Shot a buck last night about 7:25.Blood was a little iffy so i backed out for the night.Got rained out at work(thank god).Found it not 75 yards from were i shot it.12 point 200lbs not real wide but good mass.Will post pics as soon as i can.Good luck everyone.


----------



## Fishstix (Aug 16, 2005)

Please hurry!


----------



## flypilot33 (Feb 9, 2006)

Congrats, can't wait to see the pics.


----------



## newfish (Jun 19, 2006)




----------



## flypilot33 (Feb 9, 2006)

That's a nice buck. Very tall and the base circumference is thick.


----------



## bobk (Apr 30, 2004)

Very nice deer. Congrats.
Bob


----------



## newfish (Jun 19, 2006)

Thanx guys.Just seen the pics of yours bobk.Awesome deer.


----------



## DaleM (Apr 5, 2004)

Great looking Deer. Got to be proud of that one for sure!
I fixed the picture so it's easier to see.


----------



## williamonica0214 (Aug 1, 2006)

congrats great buck


----------



## Fishstix (Aug 16, 2005)

Wow! Congrats on the trophy! What county was he taken in?


----------



## RiverWader (Apr 1, 2006)

Congrats on the very nice uck , you havin it mounted?


----------



## Pure river (Sep 12, 2005)

CONGRATULATIONS!!!

AWESOME! I am sure you are still floating on cloud 9!!!! great deer!!!!

PR


----------



## bkr43050 (Apr 5, 2004)

Awesome Newfish! that is a cool looking deer! Congratulations.
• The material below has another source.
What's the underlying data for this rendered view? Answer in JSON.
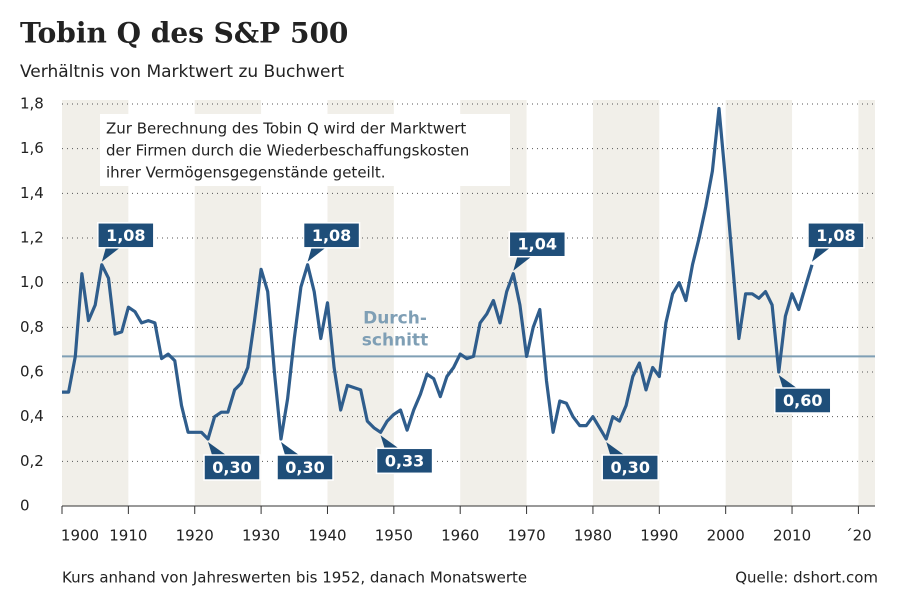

I bet you were sweating finding him with the rain falling.


----------



## krustydawg (Apr 26, 2004)

Nice buck Jud ! :! Eric sent me a pic of it to my phone. I expect to see some jerky and sausage out of that big boy !  The boat comes out 10-28 so why don't you and that sissy brother of mine get up here and we can clean up on some perch (if the weather cooperates). Good to see you on the website !


----------



## crankus_maximus (Apr 14, 2004)

Nice buck! I bet your heart was pounding!


----------



## oufisherman (Apr 10, 2004)

Very nice buck! Congrats!


----------



## Guest (Oct 12, 2006)

Great deal and a great buck! GRATS>


----------



## fishintiger (Apr 26, 2004)

I'm not a hunter but I know a nice buck when I see one. Congrats on that one. :!


----------



## newfish (Jun 19, 2006)

Thanx for the replys everyone.Fishstix got him in huron county.Yeah bkr i thought i was gonna puke when it started raining and yes hes goin on my wall.Hey Matt soon as i get a big doe(hopefully) ill be ready to go fishin again.When you hittin the pier?Ill be sure and get some jerky and sausage to ya.


----------